The Risky Consequences for the Euro
It is exactly this regional dimension that remains the Achilles’ heel for Spain, which up to this point has dulled the impetus for reforms. In Spain, the regions manage about half of non-social security public expenditures. By contrast, their scope to manage revenues is limited as they have no authority over the value-added tax or income tax. The composition of regional expenditures—with education, health and public services accounting, on average, about 80-85 percent of the respective regional budgets—makes any attempt at rationalization highly politicized. Thus, there is a continual passing of the buck by Spain’s regional governments to its central government, which itself is reluctant to cut unemployment subsidies and infrastructures spending.
Therefore, despite Spain having missed the 2011 deficit target by a good three percentage points of GDP, the government still announced a decision to increase pensions to compensate for the erosion in purchasing power caused by inflation.
The uncertainty that all this engenders further exacerbates the problem, undermining debt sustainability because of a relentlessly contracting GDP. Accordingly, the build up of stably recessionary expectations for growth could trigger a new wave of escalating pressure on Spanish yields, when it becomes evident that Madrid is in no position to implement a medium-term stabilization strategy.
In this context, it may soon become obvious that the request to activate the OMT will open a new and uncertain chapter on the eurozone crisis rather than providing the region with the stabilizing framework, which many have hoped for.
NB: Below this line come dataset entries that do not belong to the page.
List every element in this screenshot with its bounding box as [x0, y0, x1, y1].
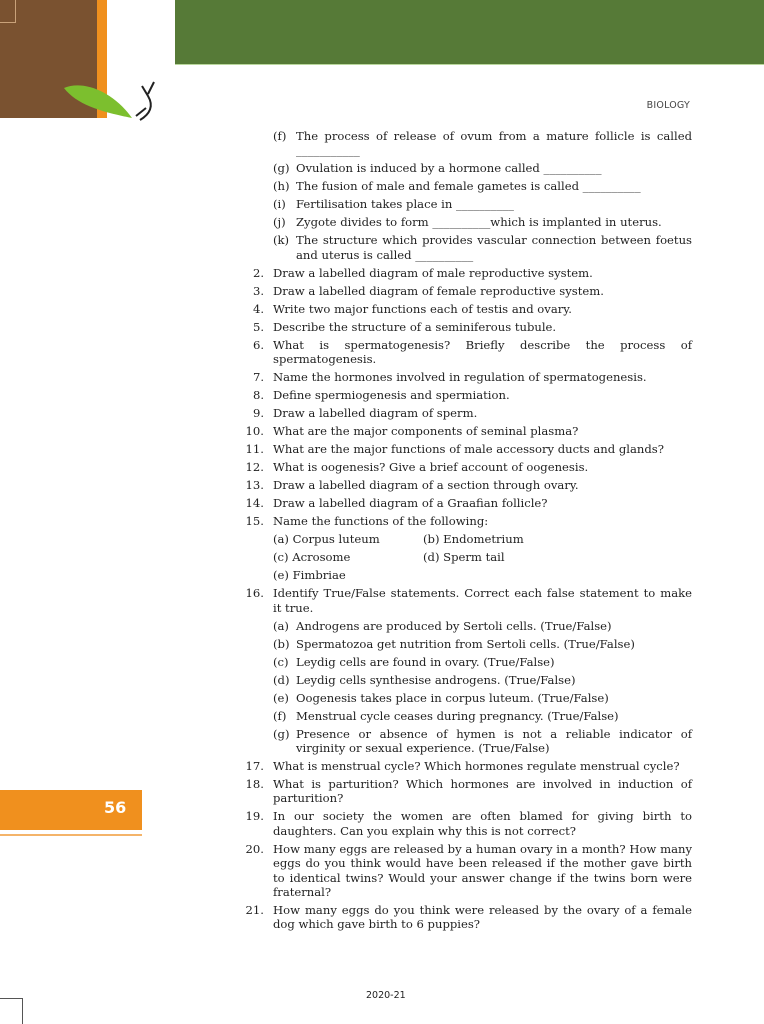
- divider: [0, 834, 142, 836]
- sub-question: [273, 129, 692, 158]
- question: [240, 442, 692, 456]
- sub-question-label: (g): [273, 161, 290, 176]
- sub-question: [273, 727, 692, 756]
- question-number: 20.: [245, 841, 264, 856]
- question-16-subitems: [240, 619, 692, 756]
- question-text: Describe the structure of a seminiferous tubule.: [273, 319, 557, 334]
- question: [240, 338, 692, 367]
- questions-17-21: [240, 759, 692, 932]
- question: [240, 320, 692, 334]
- sub-question-label: (d): [273, 672, 290, 687]
- question-number: 17.: [245, 759, 264, 774]
- sub-question: [273, 215, 692, 229]
- sub-question-text: Leydig cells are found in ovary. (True/False): [296, 654, 555, 669]
- list-item: (d) Sperm tail: [423, 550, 505, 565]
- sub-question-text: Oogenesis takes place in corpus luteum. (True/False): [296, 690, 609, 705]
- question: [240, 903, 692, 932]
- question-number: 4.: [252, 301, 264, 316]
- question-number: 10.: [245, 424, 264, 439]
- sub-question: [273, 637, 692, 651]
- sub-question: [273, 655, 692, 669]
- sub-question: [273, 233, 692, 262]
- sub-question-text: The fusion of male and female gametes is called __________: [296, 179, 641, 194]
- question-text: Draw a labelled diagram of sperm.: [273, 406, 478, 421]
- subject-heading: BIOLOGY: [646, 100, 690, 111]
- question-text: Write two major functions each of testis and ovary.: [273, 301, 572, 316]
- list-item: (e) Fimbriae: [273, 568, 346, 583]
- sub-question: [273, 619, 692, 633]
- sub-question-label: (e): [273, 690, 289, 705]
- question: [240, 759, 692, 773]
- questions-2-15: [240, 266, 692, 529]
- question: [240, 284, 692, 298]
- question-number: 8.: [252, 388, 264, 403]
- crop-mark: [22, 998, 23, 1024]
- question-number: 5.: [252, 319, 264, 334]
- question: [240, 777, 692, 806]
- question: [240, 388, 692, 402]
- sub-question-label: (i): [273, 197, 286, 212]
- question-text: Define spermiogenesis and spermiation.: [273, 388, 510, 403]
- sub-question-label: (g): [273, 726, 290, 741]
- page-number: 56: [104, 798, 127, 817]
- question-number: 9.: [252, 406, 264, 421]
- question-15-items: [273, 532, 692, 586]
- question-text: What is oogenesis? Give a brief account of oogenesis.: [273, 460, 589, 475]
- sub-question-label: (b): [273, 636, 290, 651]
- frame-decoration: [0, 0, 16, 23]
- question-text: What are the major components of seminal plasma?: [273, 424, 579, 439]
- footer-year: 2020-21: [366, 990, 406, 1001]
- question-number: 3.: [252, 283, 264, 298]
- sub-question-label: (f): [273, 129, 287, 143]
- question-text: How many eggs do you think were released by the ovary of a female dog which gave birth to 6 puppies?: [273, 903, 692, 932]
- question-text: What is spermatogenesis? Briefly describe the process of spermatogenesis.: [273, 337, 692, 367]
- question-number: 18.: [245, 777, 264, 792]
- question-text: Draw a labelled diagram of a Graafian follicle?: [273, 496, 548, 511]
- exercise-content: [240, 129, 692, 935]
- question-number: 19.: [245, 809, 264, 824]
- sub-question-text: The structure which provides vascular connection between foetus and uterus is called __________: [296, 233, 692, 262]
- question-text: In our society the women are often blamed for giving birth to daughters. Can you explain why this is not correct?: [273, 809, 692, 838]
- list-item: (c) Acrosome: [273, 550, 351, 565]
- question-number: 7.: [252, 370, 264, 385]
- question-text: Name the functions of the following:: [273, 514, 489, 529]
- question-number: 21.: [245, 903, 264, 918]
- sub-question: [273, 161, 692, 175]
- question-text: Draw a labelled diagram of male reproductive system.: [273, 265, 593, 280]
- question: [240, 514, 692, 528]
- question-text: How many eggs are released by a human ovary in a month? How many eggs do you think would have been released if the mother gave birth to identical twins? Would your answer change if the twins born were fraternal?: [273, 841, 692, 900]
- question-number: 6.: [252, 337, 264, 352]
- question-text: Draw a labelled diagram of a section through ovary.: [273, 478, 579, 493]
- question: 16. Identify True/False statements. Correct each false statement to make it true.: [245, 586, 692, 615]
- sub-question-text: Leydig cells synthesise androgens. (True/False): [296, 672, 576, 687]
- sub-question: [273, 691, 692, 705]
- question-text: Draw a labelled diagram of female reproductive system.: [273, 283, 604, 298]
- sub-question-text: Fertilisation takes place in __________: [296, 197, 514, 212]
- crop-mark: [0, 998, 22, 999]
- question-text: What is menstrual cycle? Which hormones regulate menstrual cycle?: [273, 759, 680, 774]
- sub-question-text: Ovulation is induced by a hormone called __________: [296, 161, 602, 176]
- question-number: 14.: [245, 496, 264, 511]
- sub-question: [273, 709, 692, 723]
- sub-question-text: Menstrual cycle ceases during pregnancy. (True/False): [296, 708, 619, 723]
- question: [240, 302, 692, 316]
- sub-question-label: (j): [273, 215, 286, 230]
- question: [240, 370, 692, 384]
- question-number: 12.: [245, 460, 264, 475]
- question-number: 11.: [245, 442, 264, 457]
- sub-question-text: Presence or absence of hymen is not a reliable indicator of virginity or sexual experience. (True/False): [296, 726, 692, 756]
- question-number: 15.: [245, 514, 264, 529]
- question: [240, 460, 692, 474]
- sub-question-text: Spermatozoa get nutrition from Sertoli cells. (True/False): [296, 636, 635, 651]
- list-item: (b) Endometrium: [423, 532, 524, 547]
- question: [240, 478, 692, 492]
- question: [240, 406, 692, 420]
- sub-question-label: (k): [273, 233, 290, 248]
- question: [240, 496, 692, 510]
- sub-question-text: The process of release of ovum from a mature follicle is called ___________: [296, 129, 692, 158]
- sub-question-label: (f): [273, 708, 287, 723]
- question-number: 13.: [245, 478, 264, 493]
- question: [240, 424, 692, 438]
- question-text: Name the hormones involved in regulation of spermatogenesis.: [273, 370, 647, 385]
- sub-question: [273, 673, 692, 687]
- leaf-figure-logo-icon: [62, 80, 162, 125]
- question: [240, 266, 692, 280]
- sub-question: [273, 197, 692, 211]
- question-text: What are the major functions of male accessory ducts and glands?: [273, 442, 664, 457]
- sub-question-label: (c): [273, 654, 289, 669]
- sub-question-label: (h): [273, 179, 290, 194]
- list-item: (a) Corpus luteum: [273, 532, 380, 547]
- question: [240, 809, 692, 838]
- question-number: 2.: [252, 265, 264, 280]
- sub-question-text: Androgens are produced by Sertoli cells. (True/False): [296, 618, 612, 633]
- sub-question-label: (a): [273, 618, 289, 633]
- question-1-subitems: [240, 129, 692, 262]
- sub-question: [273, 179, 692, 193]
- question-text: What is parturition? Which hormones are involved in induction of parturition?: [273, 777, 692, 806]
- sub-question-text: Zygote divides to form __________which is implanted in uterus.: [296, 215, 662, 230]
- header-green-band: [175, 0, 764, 65]
- question: [240, 842, 692, 900]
Faced with a possible failure by Spain to meet the gamut of conditions in order to activate the ECB bond-buying program, the ECB will find itself at a crossroads: one path could lead to the immediate suspension of the purchasing program with the consequence of setting off a financial tsunami; the other path could lead to European authorities requesting some direct, centralized powers to oversee the country’s public finances and reform agenda as a necessary condition for the continuation of the program.
The Precedent of Washington and New York
This last option would expose the ECB to an incalculable political risk that is greater even than any risk the Federal Reserve has taken in recent history. In the rescue of the city of New York in the 1960s and of Washington in the 1990s, the U.S. Congress authorized federal intervention on the condition that the two cities establish a “control board” nominated by Congress and charged with overseeing municipal finances. The Fed, despite enormous pressure, managed to stay out of the rescue. However, in Europe’s case with the absence of a full-fledged European government, the ECB could be called on once again to fill the institutional vacuum. As it goes, Spain is likely to provide the trigger that may redefine—for better or worse—the future setup of the eurozone’s governance arrangements.